When we moved into our current apartment, over 7 years ago, I made the ~5 hour trek to our new home with a host of pets, including a fully stocked aquarium. Over the years we slowly lost our aquarium's inhabitants until I was finally able to take the tank down and put it into storage. I miss having an aquarium. I've been tempted more than once to get my old tank out of storage, but so far my more responsible side has won out. Someday I'm sure I'll set it up again, but not until we own our own home. Moving with aquatic pets isn't something I'm keen on doing again anytime soon. Fish are often seen as cheap, low maintenance, even disposable pets but those of us who have shared our lives with them know they are quite the opposite.
Goldfish, in particular, have always been a popular type of aquatic pet. They come in over 100 different verities. Collectively, they are the most common type of fish kept as pets. They are often inexpensive, hardy, and adaptable; traits that make them desirable as pets. However, contrary to popular belief, goldfish are generally not a good species for first time fish owners.
They are messy, and require strong filtration, and large tanks or ponds to thrive in captivity. Goldfish are a cold water species and can also be aggressive, making them a poor choice to keep in tropical aquariums. The warmer temperatures that tropical fish thrive in are not ideal for goldfish. Commonly kept smaller species of tropical fish such as Neon Tetras, for example, will be at risk of becoming lunch if housed with goldfish. Goldfish are beautiful, charismatic fish that can be wonderful additions to your home, but like with any pet, it's important to make sure you can properly care for these fish before you make one a part of your family.
One of the most common types of goldfish in the United States, the Comet Goldfish, can reach sizes of between 14 and 18 inches long. To properly house a fish of that size, you would need at least a 55 gallon tank, or ideally a large outdoor pond. Comet Goldfish are often sold very cheaply in pet stores as feeder fish. It's not uncommon for fish sold as feeder fish to be sick or infested with parasites. They are not usually kept in very good conditions in stores. If you do luck out and get a healthy fish, and are able to provide it with a large aquarium or pond and the proper temperatures and diet, a Comet Goldfish can live between 15 and 20 years or longer! The Guinness Book of World Record states that the longest lived goldfish lived to be 43 years old.
Most types of fancy goldfish don't reach the large sizes that Comet and Common Goldfish can. However, water temperature and filtration are always factors you have to take into account, no matter what size fish you have. Although goldfish themselves are often inexpensive, the costs of providing them with a properly sized aquarium, complete with a high quality filtration system, can quickly get expensive.

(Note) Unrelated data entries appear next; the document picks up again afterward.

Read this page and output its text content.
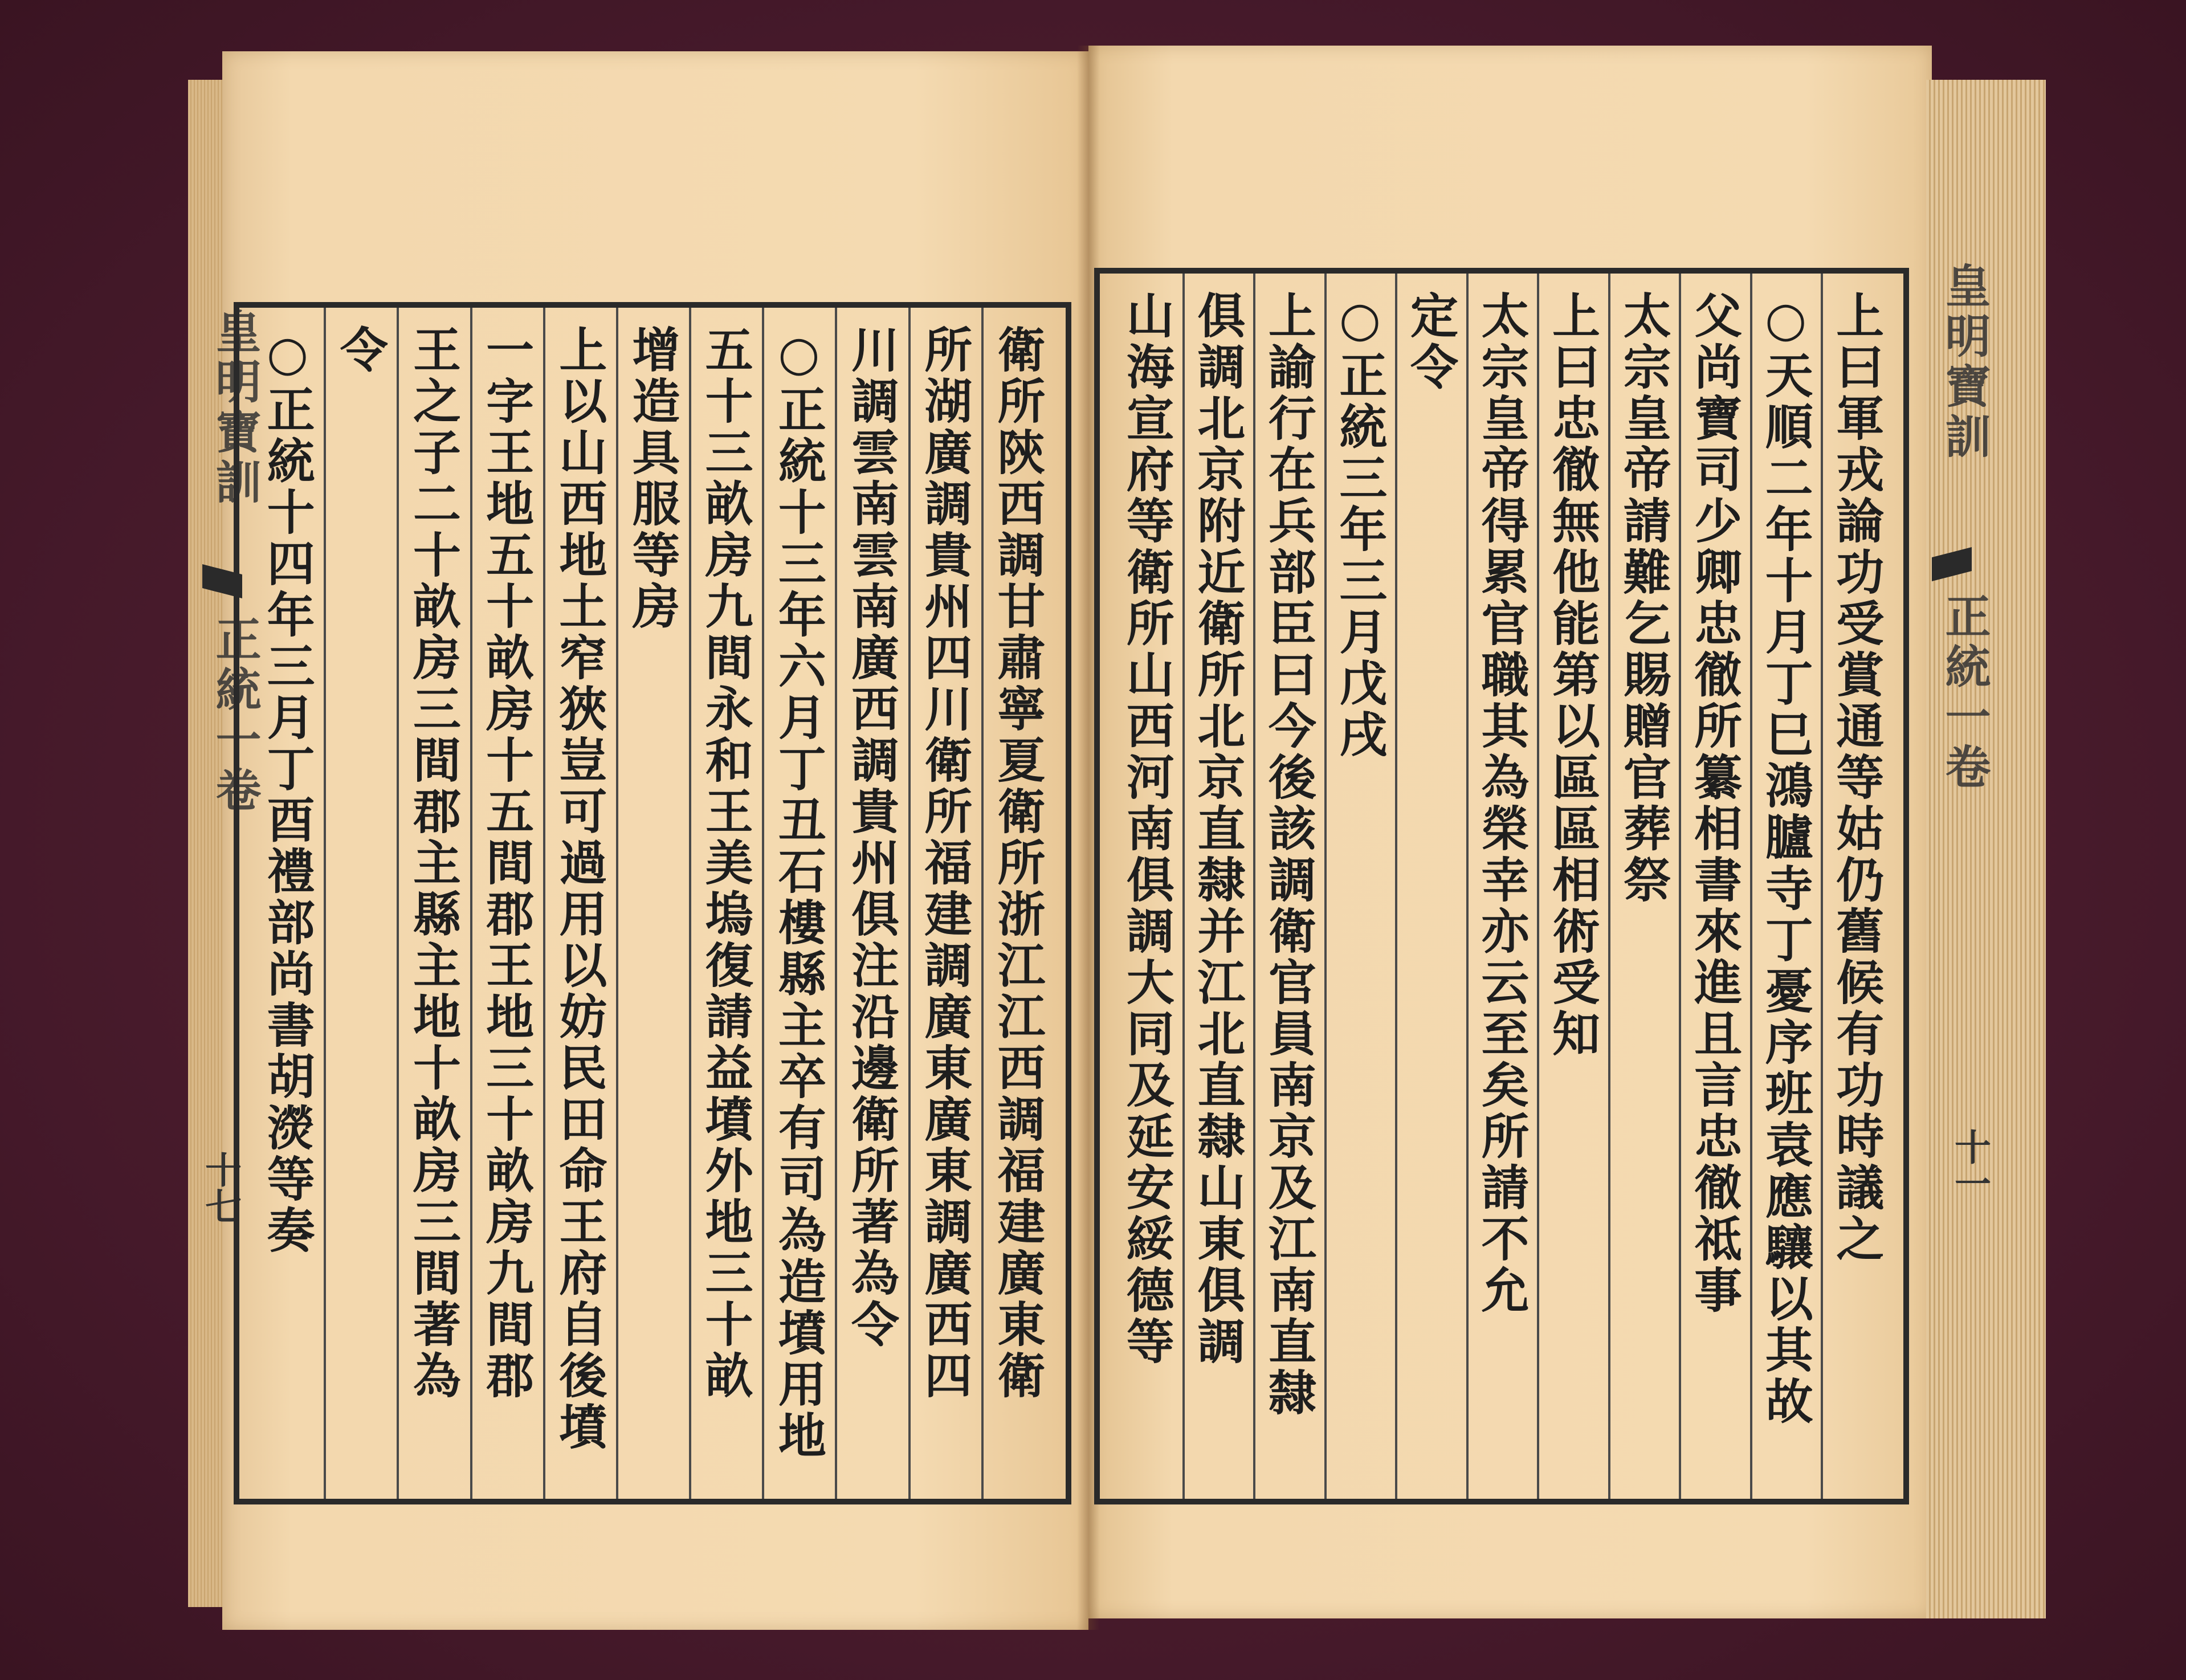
皇明寶訓
正統一卷
十七	衛所陝西調甘肅寧夏衛所浙江江西調福建廣東衛
所湖廣調貴州四川衛所福建調廣東廣東調廣西四
川調雲南雲南廣西調貴州俱注沿邊衛所著為令
○正統十三年六月丁丑石樓縣主卒有司為造墳用地
五十三畝房九間永和王美塢復請益墳外地三十畝
增造具服等房
上以山西地土窄狹豈可過用以妨民田命王府自後墳
一字王地五十畝房十五間郡王地三十畝房九間郡
王之子二十畝房三間郡主縣主地十畝房三間著為
令
○正統十四年三月丁酉禮部尚書胡濙等奏	上曰軍戎論功受賞通等姑仍舊候有功時議之
○天順二年十月丁巳鴻臚寺丁憂序班袁應驤以其故
父尚寶司少卿忠徹所纂相書來進且言忠徹祗事
太宗皇帝請難乞賜贈官葬祭
上曰忠徹無他能第以區區相術受知
太宗皇帝得累官職其為榮幸亦云至矣所請不允
定令
○正統三年三月戊戌
上諭行在兵部臣曰今後該調衛官員南京及江南直隸
俱調北京附近衛所北京直隸并江北直隸山東俱調
山海宣府等衛所山西河南俱調大同及延安綏德等	皇明寶訓
正統一卷
十一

Goldfish can make great pets if you are willing to put the time and effort into providing for them properly. An often underestimated fish, most goldfish are more intelligent than people give them credit for and can even learn to recognize their care takes. Even though they are often recommended for beginners, their size and housing requirements make them more suitable for experienced fish keepers. If you have your heart set on a goldfish, make sure to do plenty of research before hand. Take care of them properly, and these beautiful fish can potentially be with you for 15 years or more!